Indian film researcher and academic Sanghita Sen conducted a masterclass on Third Cinema at Pathshala South Asian Media Institute this Saturday evening. Currently a tutor, and researcher at the Department of Film Studies at the University of St Andrews, Scotland, the scholar compared the Third Cinema practices with films of Satyajit Ray, Mrinal Sen, and Ritwik Ghatak.
Third Cinema, a film-making practice that emerged from the Third World, is a cinematic movement in developing countries in Latin America, Africa, and Asia. This film form came as an alternative to Hollywood’s entertainment-oriented First Cinema, and European’s art-house Second Cinema. Third Cinema focuses on socio-economic, and political issues such as poverty, hunger, national identity, cultural identity, structural oppression, revolution, colonialism, class, and so on. The term was coined by Argentine film-makers Fernando Solanas and Octavio Getino in their 1969 manifesto Toward a Third Cinema. The duo produced The Hour of the Furnaces (1968), which would later become one of the best-known Third Cinema documentary films of the 1960s.
Heavily influenced by German dramatist Bertolt Brecht, the British social documentary-maker John Grierson, and post-World War II Italian Neorealism, these “anti-auteurist” films were more collective in nature. They welcomed the inputs of the whole cast, and crew. Mrinal Sen even went as far as crediting himself as the “organizer,” instead of “director” in one of his films in the 1970s
According to Sanghita, Ray, although was more of an auteur in his practice, and reception, demonstrated a brief span on "oppositional practice" in his early 1970s films vis-a-vis the Calcutta Trilogy . The female characters in his films were not as strong as the characters in the films of his other two contemporaries, and he wasn’t as pronounced in expressing a strong ideological position as most of the Third Cinema filmmakers. But his Calcutta trilogy- Pratidwandi (The Adversary, 1970), Seemabaddha (Company Limited, 1971), and Jana Aranya (The Middleman, 1976) bore Brechtian characteristics. From that era onwards, Ray’s films occasionally incorporated political contents. For example, Hirok Rajar Deshe (1980), Ganashatru (1989), even the glamorous Nayak (1966) had a subtle political responsiveness and undertone that reflected the signs of the time.
Third Cinema, in contrast to the art house cinema, foregrounded politics, decentralizing aesthetics or entertainment as the principal concern of film-making. Many of these filmmakers actively participated in politics, and they used films as a weapon to encourage critical thinking, rather than cheer-leading for a particular propaganda.

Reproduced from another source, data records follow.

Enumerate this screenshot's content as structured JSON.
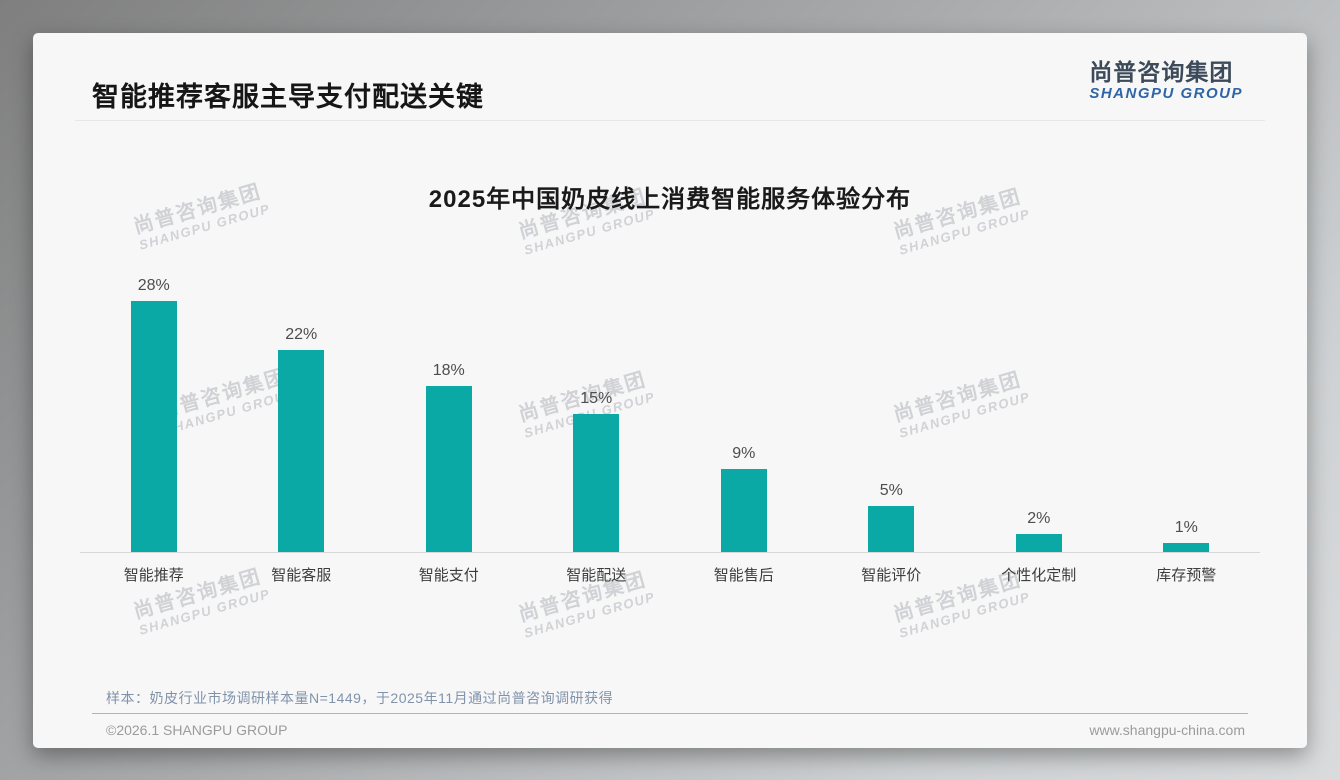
{
  "page": {
    "header": {
      "title": "智能推荐客服主导支付配送关键"
    },
    "logo": {
      "cn": "尚普咨询集团",
      "en": "SHANGPU GROUP"
    },
    "watermark": {
      "cn": "尚普咨询集团",
      "en": "SHANGPU GROUP"
    },
    "footer": {
      "note": "样本：奶皮行业市场调研样本量N=1449，于2025年11月通过尚普咨询调研获得",
      "copyright": "©2026.1 SHANGPU GROUP",
      "website": "www.shangpu-china.com"
    }
  },
  "chart_data": {
    "type": "bar",
    "title": "2025年中国奶皮线上消费智能服务体验分布",
    "categories": [
      "智能推荐",
      "智能客服",
      "智能支付",
      "智能配送",
      "智能售后",
      "智能评价",
      "个性化定制",
      "库存预警"
    ],
    "values": [
      28,
      22,
      18,
      15,
      9,
      5,
      2,
      1
    ],
    "value_labels": [
      "28%",
      "22%",
      "18%",
      "15%",
      "9%",
      "5%",
      "2%",
      "1%"
    ],
    "unit": "%",
    "ylim": [
      0,
      30
    ],
    "bar_color": "#0BA9A5",
    "grid": false,
    "legend": false,
    "xlabel": "",
    "ylabel": ""
  }
}
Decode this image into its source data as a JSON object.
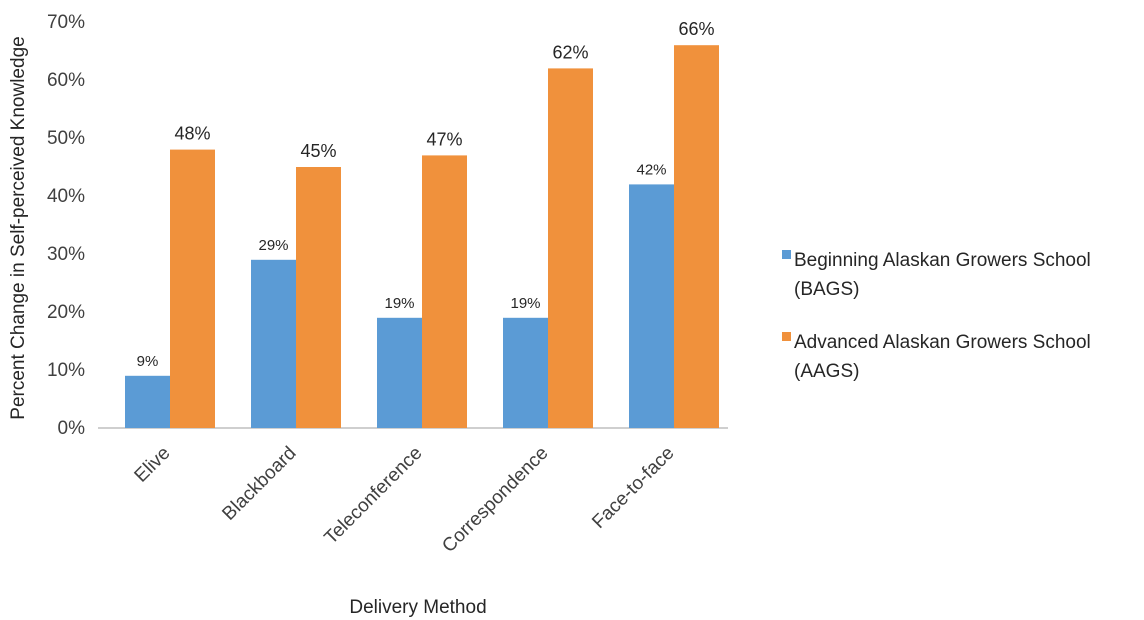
{
  "chart_data": {
    "type": "bar",
    "categories": [
      "Elive",
      "Blackboard",
      "Teleconference",
      "Correspondence",
      "Face-to-face"
    ],
    "series": [
      {
        "name_lines": [
          "Beginning Alaskan Growers School",
          "(BAGS)"
        ],
        "color": "#5b9bd5",
        "values": [
          9,
          29,
          19,
          19,
          42
        ],
        "labels": [
          "9%",
          "29%",
          "19%",
          "19%",
          "42%"
        ]
      },
      {
        "name_lines": [
          "Advanced Alaskan Growers School",
          "(AAGS)"
        ],
        "color": "#f0913c",
        "values": [
          48,
          45,
          47,
          62,
          66
        ],
        "labels": [
          "48%",
          "45%",
          "47%",
          "62%",
          "66%"
        ]
      }
    ],
    "xlabel": "Delivery Method",
    "ylabel": "Percent Change in Self-perceived Knowledge",
    "ylim": [
      0,
      70
    ],
    "yticks": [
      "0%",
      "10%",
      "20%",
      "30%",
      "40%",
      "50%",
      "60%",
      "70%"
    ],
    "grid": false,
    "legend_position": "right"
  }
}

The emergence of this film form coincided with the Naxalite movement in West Bengal in the late 60s. The Calcutta Trilogy of Mrinal Sen, which includes Interview (1971), Calcutta 71 (1972), and Podatik (1973) reflects our political and cultural baggage, standing out from the western influences in film-making. Ritwik Ghatak’s Jukti, Tokko Ar Goppo, Nagorik, and My Lenin also came up in the discussion as films belonging to this paradigm.
Sanghita shared some of her conversations with Mrinal Sen.
She told Dhaka Tribune Showtime: “Third Cinema film-makers shared a collaborative spirit, and were in touch with one other even before the existence of internet.”
Mrinal Sen used stills, documentary footage, and newspaper clips from a number of resources. In one of his films in the trilogy, he used stills from The Hour of the Furnaces. He frequently met other Third Cinema filmmakers at top film festivals, where such exchanges took place. Paris was a common meeting ground for them, as many of these filmmakers lived there in exile. They not only made films, but also wrote manifestos, and commentaries on films.
Third Cinema movement continues to influence the filmmakers of the twenty first century. Political turmoil still incites oppositional practice through privately funded cinema.